The manipulation you described is correct, but it usually does not give an easy way to obtain results for the Fourier transform on $S^1$ from the results for the Fourier transform on $\mathbb{R}$. For example, $\tilde f$ is typically discontinuous even if $f$ is continuous, which is an obstacle to relating the smoothness of $f$ to the decay of its Fourier coefficients.
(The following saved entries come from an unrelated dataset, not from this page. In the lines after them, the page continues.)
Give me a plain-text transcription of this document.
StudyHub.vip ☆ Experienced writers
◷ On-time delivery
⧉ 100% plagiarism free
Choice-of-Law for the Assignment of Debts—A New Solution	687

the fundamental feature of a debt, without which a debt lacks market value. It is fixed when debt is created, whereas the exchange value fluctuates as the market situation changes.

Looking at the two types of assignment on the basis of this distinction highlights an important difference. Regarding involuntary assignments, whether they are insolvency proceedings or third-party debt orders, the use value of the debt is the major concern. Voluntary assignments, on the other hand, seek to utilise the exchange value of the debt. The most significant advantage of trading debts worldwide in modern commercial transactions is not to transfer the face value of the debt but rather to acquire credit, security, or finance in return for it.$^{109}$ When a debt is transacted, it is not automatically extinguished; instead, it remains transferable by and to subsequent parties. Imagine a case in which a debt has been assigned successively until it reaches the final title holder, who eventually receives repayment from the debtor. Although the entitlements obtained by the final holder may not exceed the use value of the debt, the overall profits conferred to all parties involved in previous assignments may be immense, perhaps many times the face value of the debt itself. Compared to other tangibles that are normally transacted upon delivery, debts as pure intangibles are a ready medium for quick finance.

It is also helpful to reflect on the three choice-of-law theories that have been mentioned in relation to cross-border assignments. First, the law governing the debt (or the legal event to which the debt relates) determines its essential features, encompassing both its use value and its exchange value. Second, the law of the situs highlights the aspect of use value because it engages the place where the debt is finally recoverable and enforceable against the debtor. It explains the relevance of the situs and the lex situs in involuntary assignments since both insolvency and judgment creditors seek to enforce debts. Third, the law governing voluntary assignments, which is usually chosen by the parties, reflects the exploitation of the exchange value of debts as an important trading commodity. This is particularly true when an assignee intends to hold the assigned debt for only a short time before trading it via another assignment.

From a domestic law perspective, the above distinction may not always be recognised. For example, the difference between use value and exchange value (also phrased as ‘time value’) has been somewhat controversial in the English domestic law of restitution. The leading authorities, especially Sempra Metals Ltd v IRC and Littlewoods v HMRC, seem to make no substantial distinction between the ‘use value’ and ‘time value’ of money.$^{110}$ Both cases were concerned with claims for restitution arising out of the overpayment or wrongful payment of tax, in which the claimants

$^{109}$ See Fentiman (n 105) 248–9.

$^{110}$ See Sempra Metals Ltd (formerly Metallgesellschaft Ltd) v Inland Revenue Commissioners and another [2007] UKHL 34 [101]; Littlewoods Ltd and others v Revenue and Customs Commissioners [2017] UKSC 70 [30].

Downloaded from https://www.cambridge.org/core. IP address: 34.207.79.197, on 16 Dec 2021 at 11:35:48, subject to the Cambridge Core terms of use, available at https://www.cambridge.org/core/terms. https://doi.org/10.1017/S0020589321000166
What happens in such cases is: $\mathcal F\tilde f$ has slow decay at infinity, but dips toward zero at integer points, thus aligning with the quickly decaying Fourier coefficients $\hat f(n)$. A simple illustration is $f\equiv 1$, where all Fourier coefficients except one are zero. Since $\tilde f=\chi_{[-1/2,1/2]}$, its Fourier transform is the sinc function with some normalization: it is pretty heavy-tailed (not in $L^1(\mathbb{R})$) but duly vanishes at the integers.
A relevant result on the relation between the Fourier transform of a function and the Fourier series of its periodization is the Poisson summation formula.